• Actually really promising stuff. I think a lot of the recent advances in the last 6mo - 1yr is in the other loop (for ex. the google deepthink model which got IMO gold and the OAI IMO gold all use substantive other loop search strategies [though it's unclear what these are] to maybe parallelize some generation/verification process). So there's no reason why we can't have huge advances in this area even outside of the industry labs in my view (I'm uninformed in general so take this comment with a large grain of salt).
  • I've been testing LLMs on Sokoban-like puzzles (in the style of ARC-AGI-3) and they are completely awful at them. It really highlights how poor their memory is. They can't remember abstract concepts or rules between steps, even if they discover them themselves. They can only be presented with text describing such things which they have to re-read and re-interpret at every step.

    LLMs are completely helpless on agentic tasks without a ton of scaffolding. But the scaffolding is inflexible and brittle, unlike the models themselves. Whoever figures out how to reproduce the functions of this type of scaffolding within the models, with some kind of internal test-time-learned memory mechanism, is going to win.

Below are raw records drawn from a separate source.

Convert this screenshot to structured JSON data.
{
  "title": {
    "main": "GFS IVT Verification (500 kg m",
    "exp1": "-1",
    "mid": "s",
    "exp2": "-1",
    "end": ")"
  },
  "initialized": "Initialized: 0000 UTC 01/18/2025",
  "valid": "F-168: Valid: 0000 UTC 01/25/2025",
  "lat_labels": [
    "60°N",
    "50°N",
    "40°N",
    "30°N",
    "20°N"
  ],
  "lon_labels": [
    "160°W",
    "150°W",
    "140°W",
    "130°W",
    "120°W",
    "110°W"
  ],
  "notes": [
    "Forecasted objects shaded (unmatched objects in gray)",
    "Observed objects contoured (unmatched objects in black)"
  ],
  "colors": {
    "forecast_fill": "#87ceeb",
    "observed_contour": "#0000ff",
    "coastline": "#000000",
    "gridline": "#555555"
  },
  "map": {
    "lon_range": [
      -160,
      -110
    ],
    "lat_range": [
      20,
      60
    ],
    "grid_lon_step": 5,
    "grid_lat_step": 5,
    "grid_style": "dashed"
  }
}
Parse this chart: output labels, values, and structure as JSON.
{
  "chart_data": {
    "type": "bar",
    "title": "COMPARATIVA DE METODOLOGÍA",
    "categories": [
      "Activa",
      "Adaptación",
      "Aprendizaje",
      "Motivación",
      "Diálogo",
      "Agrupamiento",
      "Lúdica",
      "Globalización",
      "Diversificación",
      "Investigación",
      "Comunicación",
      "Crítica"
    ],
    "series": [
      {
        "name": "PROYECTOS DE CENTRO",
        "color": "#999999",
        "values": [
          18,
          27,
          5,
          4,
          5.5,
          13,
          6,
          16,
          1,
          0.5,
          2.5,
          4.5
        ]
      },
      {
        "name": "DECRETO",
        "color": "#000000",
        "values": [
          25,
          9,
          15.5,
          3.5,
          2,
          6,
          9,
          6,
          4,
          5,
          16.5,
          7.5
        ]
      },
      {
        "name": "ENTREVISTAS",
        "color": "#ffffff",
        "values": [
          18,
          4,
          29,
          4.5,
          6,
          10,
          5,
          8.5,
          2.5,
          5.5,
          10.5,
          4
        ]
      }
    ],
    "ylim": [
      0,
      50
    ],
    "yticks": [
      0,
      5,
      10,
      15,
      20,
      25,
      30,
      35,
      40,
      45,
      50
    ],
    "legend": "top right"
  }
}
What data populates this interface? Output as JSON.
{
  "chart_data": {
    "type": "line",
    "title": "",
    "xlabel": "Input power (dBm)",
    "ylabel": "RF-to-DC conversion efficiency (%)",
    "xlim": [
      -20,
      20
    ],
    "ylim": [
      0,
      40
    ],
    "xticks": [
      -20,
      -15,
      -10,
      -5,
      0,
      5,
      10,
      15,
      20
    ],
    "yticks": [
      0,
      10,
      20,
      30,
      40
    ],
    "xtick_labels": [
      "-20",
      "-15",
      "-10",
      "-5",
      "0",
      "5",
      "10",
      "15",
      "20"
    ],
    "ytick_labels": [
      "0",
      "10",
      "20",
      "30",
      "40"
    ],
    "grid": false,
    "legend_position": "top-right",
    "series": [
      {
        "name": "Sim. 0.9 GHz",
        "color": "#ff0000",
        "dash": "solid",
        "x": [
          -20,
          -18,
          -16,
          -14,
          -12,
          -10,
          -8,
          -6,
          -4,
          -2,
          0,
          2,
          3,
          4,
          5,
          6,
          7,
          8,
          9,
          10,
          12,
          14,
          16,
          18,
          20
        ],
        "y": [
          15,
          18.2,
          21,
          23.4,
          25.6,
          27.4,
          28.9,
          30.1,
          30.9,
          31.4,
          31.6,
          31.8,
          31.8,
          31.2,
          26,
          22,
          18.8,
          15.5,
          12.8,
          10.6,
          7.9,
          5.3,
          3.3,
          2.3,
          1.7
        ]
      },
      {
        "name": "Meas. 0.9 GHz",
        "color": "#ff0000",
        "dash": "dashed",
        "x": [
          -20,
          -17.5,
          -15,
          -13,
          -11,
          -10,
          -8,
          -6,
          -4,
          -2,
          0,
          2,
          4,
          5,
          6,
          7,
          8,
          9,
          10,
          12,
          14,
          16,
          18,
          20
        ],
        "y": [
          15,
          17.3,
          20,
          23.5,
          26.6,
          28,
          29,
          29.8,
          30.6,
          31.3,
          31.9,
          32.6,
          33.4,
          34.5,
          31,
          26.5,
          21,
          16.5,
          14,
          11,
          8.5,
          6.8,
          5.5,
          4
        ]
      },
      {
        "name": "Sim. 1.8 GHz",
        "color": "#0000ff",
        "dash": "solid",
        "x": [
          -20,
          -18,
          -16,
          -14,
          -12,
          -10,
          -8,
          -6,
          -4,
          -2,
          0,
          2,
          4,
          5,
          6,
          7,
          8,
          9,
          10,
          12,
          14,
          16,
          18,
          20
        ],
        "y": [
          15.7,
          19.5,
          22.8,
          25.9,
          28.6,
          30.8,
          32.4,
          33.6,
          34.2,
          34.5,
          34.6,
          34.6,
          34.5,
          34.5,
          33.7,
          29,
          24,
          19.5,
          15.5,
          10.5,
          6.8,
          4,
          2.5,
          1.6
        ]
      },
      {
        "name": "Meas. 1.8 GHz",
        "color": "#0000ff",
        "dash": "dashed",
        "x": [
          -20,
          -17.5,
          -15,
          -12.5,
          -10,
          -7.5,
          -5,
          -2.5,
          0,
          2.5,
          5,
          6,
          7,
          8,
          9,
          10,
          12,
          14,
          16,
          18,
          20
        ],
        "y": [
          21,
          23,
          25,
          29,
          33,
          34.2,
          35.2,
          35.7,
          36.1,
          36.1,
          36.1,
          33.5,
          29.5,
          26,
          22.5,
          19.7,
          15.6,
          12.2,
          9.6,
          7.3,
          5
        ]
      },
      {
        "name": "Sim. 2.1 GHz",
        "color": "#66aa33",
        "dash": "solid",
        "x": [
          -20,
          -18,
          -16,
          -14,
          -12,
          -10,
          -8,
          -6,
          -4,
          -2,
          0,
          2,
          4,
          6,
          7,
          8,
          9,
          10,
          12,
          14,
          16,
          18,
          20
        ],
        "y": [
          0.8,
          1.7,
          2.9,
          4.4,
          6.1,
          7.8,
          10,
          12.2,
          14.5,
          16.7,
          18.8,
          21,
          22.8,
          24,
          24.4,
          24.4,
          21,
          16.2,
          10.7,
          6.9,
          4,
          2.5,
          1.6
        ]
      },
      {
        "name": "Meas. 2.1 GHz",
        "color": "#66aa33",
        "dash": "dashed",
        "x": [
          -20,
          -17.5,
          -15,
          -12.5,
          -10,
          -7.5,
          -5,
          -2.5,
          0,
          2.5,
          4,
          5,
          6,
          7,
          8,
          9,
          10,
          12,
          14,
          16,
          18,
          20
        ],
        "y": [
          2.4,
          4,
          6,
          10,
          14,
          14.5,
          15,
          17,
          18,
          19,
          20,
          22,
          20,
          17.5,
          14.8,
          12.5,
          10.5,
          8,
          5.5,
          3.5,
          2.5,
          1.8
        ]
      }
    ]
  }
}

    • I wonder scaffolding synthesis is the way to go. Namely the LLM itself first reasons about the problem and creates scaffolding for a second agent that will do the actual solving. All inside a feedback loop to adjust the scaffolding based on results.
      • In general I think the more of the scaffolding that can be folded into the model, the better. The model should learn problem solving strategies like this and be able to manage them internally.
  • you would be interested in dSPY
  • Congrats, this solution resembles AlphaEvolve. Text serves as the high-level search space, and genetic mixing (map-elites in AE) merges attemps at lower levels.